# Cosmos 3 Super Image to Video

> Cosmos3 is a collection of Omnimodal world models capable of generating dynamic, high-quality video, image, audio, and action commands from combinations of text, image, video, and action trajectory inputs.


## Overview

- **Endpoint**: `https://fal.run/nvidia/cosmos-3-super/image-to-video`
- **Model ID**: `nvidia/cosmos-3-super/image-to-video`
- **Category**: image-to-video
- **Kind**: inference
**Tags**: stylized, transform, lipsync



## Pricing

Your request will cost **$0.05** per second of generated video, rounded up. Agentic generation is billed for each candidate video generated

For more details, see [fal.ai pricing](https://fal.ai/pricing).

## API Information

This model can be used via our HTTP API or more conveniently via our client libraries.
See the input and output schema below, as well as the usage examples.


### Input Schema

The API accepts the following input parameters:


- **`prompt`** (`string`, _required_):
  Text prompt describing the motion and scene of the video to generate.
  - Examples: "The camera slowly pushes in as the subject turns their head toward the light, hair drifting in a gentle breeze, dust motes floating through warm afternoon sun."

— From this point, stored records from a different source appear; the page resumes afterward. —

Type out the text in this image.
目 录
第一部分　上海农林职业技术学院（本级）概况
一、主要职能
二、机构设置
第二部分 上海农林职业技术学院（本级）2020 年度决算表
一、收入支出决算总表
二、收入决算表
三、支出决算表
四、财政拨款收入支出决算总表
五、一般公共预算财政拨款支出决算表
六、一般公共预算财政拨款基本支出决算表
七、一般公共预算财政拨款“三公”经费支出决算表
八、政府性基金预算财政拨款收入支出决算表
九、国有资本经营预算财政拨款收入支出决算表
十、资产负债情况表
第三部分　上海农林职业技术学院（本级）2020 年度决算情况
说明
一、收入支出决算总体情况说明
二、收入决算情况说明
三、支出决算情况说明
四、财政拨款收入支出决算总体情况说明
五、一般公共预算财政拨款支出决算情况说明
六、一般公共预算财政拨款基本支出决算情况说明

- **`image_url`** (`string`, _required_):
  URL of the conditioning first-frame image for the video.
  - Examples: "https://storage.googleapis.com/falserverless/example_inputs/hunyuan_i2v.jpg"

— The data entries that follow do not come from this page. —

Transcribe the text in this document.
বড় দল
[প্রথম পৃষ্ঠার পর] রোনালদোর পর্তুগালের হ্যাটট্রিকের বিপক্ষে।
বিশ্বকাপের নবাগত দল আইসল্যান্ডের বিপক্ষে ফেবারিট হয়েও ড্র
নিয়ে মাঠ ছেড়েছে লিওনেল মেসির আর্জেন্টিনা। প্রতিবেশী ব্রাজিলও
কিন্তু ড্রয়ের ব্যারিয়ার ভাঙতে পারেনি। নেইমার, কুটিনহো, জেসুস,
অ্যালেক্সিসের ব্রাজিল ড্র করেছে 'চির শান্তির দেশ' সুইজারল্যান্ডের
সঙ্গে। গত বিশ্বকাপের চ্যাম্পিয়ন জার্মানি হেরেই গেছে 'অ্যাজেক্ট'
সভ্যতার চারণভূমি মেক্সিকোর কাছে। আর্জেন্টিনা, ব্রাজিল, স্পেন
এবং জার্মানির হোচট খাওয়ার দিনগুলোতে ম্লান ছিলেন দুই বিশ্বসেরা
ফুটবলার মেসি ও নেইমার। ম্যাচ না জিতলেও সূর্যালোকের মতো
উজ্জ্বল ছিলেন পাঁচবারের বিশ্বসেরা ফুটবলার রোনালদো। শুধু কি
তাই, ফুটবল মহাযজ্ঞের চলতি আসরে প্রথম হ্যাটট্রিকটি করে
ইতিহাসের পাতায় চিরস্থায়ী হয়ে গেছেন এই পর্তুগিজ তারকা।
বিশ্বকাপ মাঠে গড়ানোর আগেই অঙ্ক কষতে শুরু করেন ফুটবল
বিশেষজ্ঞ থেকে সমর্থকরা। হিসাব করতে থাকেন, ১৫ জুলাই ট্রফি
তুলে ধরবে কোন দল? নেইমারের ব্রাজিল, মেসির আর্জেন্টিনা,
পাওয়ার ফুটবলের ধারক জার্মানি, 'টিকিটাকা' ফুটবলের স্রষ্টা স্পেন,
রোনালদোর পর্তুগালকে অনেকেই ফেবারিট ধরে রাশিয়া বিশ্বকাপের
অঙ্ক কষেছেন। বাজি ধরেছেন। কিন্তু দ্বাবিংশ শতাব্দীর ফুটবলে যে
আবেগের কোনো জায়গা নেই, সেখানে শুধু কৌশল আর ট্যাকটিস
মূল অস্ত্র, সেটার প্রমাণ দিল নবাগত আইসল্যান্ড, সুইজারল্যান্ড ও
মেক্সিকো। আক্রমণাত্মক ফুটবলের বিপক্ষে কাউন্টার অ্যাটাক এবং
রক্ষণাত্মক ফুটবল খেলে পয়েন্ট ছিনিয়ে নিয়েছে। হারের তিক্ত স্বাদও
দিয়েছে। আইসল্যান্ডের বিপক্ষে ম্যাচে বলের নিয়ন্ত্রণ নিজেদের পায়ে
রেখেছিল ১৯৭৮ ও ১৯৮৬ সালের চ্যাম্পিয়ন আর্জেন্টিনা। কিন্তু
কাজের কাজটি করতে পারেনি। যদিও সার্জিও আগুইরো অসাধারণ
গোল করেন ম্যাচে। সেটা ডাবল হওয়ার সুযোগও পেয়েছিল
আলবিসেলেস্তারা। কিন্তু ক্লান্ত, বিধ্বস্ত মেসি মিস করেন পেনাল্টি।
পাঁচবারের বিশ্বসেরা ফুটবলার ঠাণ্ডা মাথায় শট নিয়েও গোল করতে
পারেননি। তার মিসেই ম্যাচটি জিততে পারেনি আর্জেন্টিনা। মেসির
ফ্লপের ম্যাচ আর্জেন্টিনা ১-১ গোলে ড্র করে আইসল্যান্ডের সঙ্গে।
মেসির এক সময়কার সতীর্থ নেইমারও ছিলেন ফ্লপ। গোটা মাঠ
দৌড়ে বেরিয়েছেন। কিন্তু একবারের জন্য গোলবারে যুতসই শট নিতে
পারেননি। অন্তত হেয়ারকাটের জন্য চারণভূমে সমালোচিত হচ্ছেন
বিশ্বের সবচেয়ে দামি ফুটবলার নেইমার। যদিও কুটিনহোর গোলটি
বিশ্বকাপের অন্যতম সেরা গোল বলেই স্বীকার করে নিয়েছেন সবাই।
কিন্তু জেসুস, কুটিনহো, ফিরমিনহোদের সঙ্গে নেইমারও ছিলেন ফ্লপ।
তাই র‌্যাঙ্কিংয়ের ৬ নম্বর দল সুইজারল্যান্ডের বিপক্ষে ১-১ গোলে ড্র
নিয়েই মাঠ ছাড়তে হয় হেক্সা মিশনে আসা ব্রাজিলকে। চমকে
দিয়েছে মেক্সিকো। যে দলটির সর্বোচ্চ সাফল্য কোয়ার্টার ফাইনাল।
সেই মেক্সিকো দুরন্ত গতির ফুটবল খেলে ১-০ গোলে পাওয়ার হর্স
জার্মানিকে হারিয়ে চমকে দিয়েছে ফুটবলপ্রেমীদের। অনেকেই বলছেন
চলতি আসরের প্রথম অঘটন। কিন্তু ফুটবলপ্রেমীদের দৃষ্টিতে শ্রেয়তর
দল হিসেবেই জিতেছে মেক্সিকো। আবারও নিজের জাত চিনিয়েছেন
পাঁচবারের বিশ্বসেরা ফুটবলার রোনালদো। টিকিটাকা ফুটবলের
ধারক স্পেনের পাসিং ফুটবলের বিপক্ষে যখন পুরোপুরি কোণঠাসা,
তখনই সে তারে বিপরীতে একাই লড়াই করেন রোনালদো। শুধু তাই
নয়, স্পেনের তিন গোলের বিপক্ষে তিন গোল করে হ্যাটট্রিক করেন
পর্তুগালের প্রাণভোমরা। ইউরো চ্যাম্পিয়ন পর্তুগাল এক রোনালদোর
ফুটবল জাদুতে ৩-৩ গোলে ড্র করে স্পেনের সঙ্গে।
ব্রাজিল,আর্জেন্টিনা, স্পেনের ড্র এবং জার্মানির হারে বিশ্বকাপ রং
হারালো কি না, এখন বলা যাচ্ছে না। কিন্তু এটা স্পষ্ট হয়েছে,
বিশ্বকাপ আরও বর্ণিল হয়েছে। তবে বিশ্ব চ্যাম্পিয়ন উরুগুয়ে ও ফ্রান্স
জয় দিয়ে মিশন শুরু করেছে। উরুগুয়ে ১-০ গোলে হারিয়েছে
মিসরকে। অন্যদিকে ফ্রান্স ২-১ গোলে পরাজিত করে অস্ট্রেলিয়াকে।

- **`negative_prompt`** (`string`, _optional_):
  Content to steer the generation away from (artifacts, unwanted motion). Defaults to NVIDIA's recommended i2v negative prompt; pass an empty string to disable. Default value: `"The video captures a series of frames showing macroblocking artifacts, chromatic aberration, high-frequency noise, and rolling shutter distortion. It includes static with no motion, motion blur, over-saturation, shaky footage, low resolution, grainy texture, pixelated images, poorly lit areas, underexposed and overexposed scenes, poor color balance, washed out colors, choppy sequences, jerky movements, low frame rate, bit-depth compression artifacts, color banding, unnatural transitions, outdated special effects, fake elements, unconvincing visuals, poorly edited content, jump cuts, hard cut, visual noise, and flickering. It features moiré patterns, edge halos, and temporal aliasing. Furthermore, the content defies common sense, generating illogical scenarios, nonsensical entities, absurd character behaviors, and conceptual paradoxes that violate basic human reasoning and everyday reality. The video looks like a surreal or glitchy hallucination. Overall, the video is of poor quality."`
  - Default: `"The video captures a series of frames showing macroblocking artifacts, chromatic aberration, high-frequency noise, and rolling shutter distortion. It includes static with no motion, motion blur, over-saturation, shaky footage, low resolution, grainy texture, pixelated images, poorly lit areas, underexposed and overexposed scenes, poor color balance, washed out colors, choppy sequences, jerky movements, low frame rate, bit-depth compression artifacts, color banding, unnatural transitions, outdated special effects, fake elements, unconvincing visuals, poorly edited content, jump cuts, hard cut, visual noise, and flickering. It features moiré patterns, edge halos, and temporal aliasing. Furthermore, the content defies common sense, generating illogical scenarios, nonsensical entities, absurd character behaviors, and conceptual paradoxes that violate basic human reasoning and everyday reality. The video looks like a surreal or glitchy hallucination. Overall, the video is of poor quality."`
  - Examples: "The video captures a series of frames showing macroblocking artifacts, chromatic aberration, high-frequency noise, and rolling shutter distortion. It includes static with no motion, motion blur, over-saturation, shaky footage, low resolution, grainy texture, pixelated images, poorly lit areas, underexposed and overexposed scenes, poor color balance, washed out colors, choppy sequences, jerky movements, low frame rate, bit-depth compression artifacts, color banding, unnatural transitions, outdated special effects, fake elements, unconvincing visuals, poorly edited content, jump cuts, hard cut, visual noise, and flickering. It features moiré patterns, edge halos, and temporal aliasing. Furthermore, the content defies common sense, generating illogical scenarios, nonsensical entities, absurd character behaviors, and conceptual paradoxes that violate basic human reasoning and everyday reality. The video looks like a surreal or glitchy hallucination. Overall, the video is of poor quality."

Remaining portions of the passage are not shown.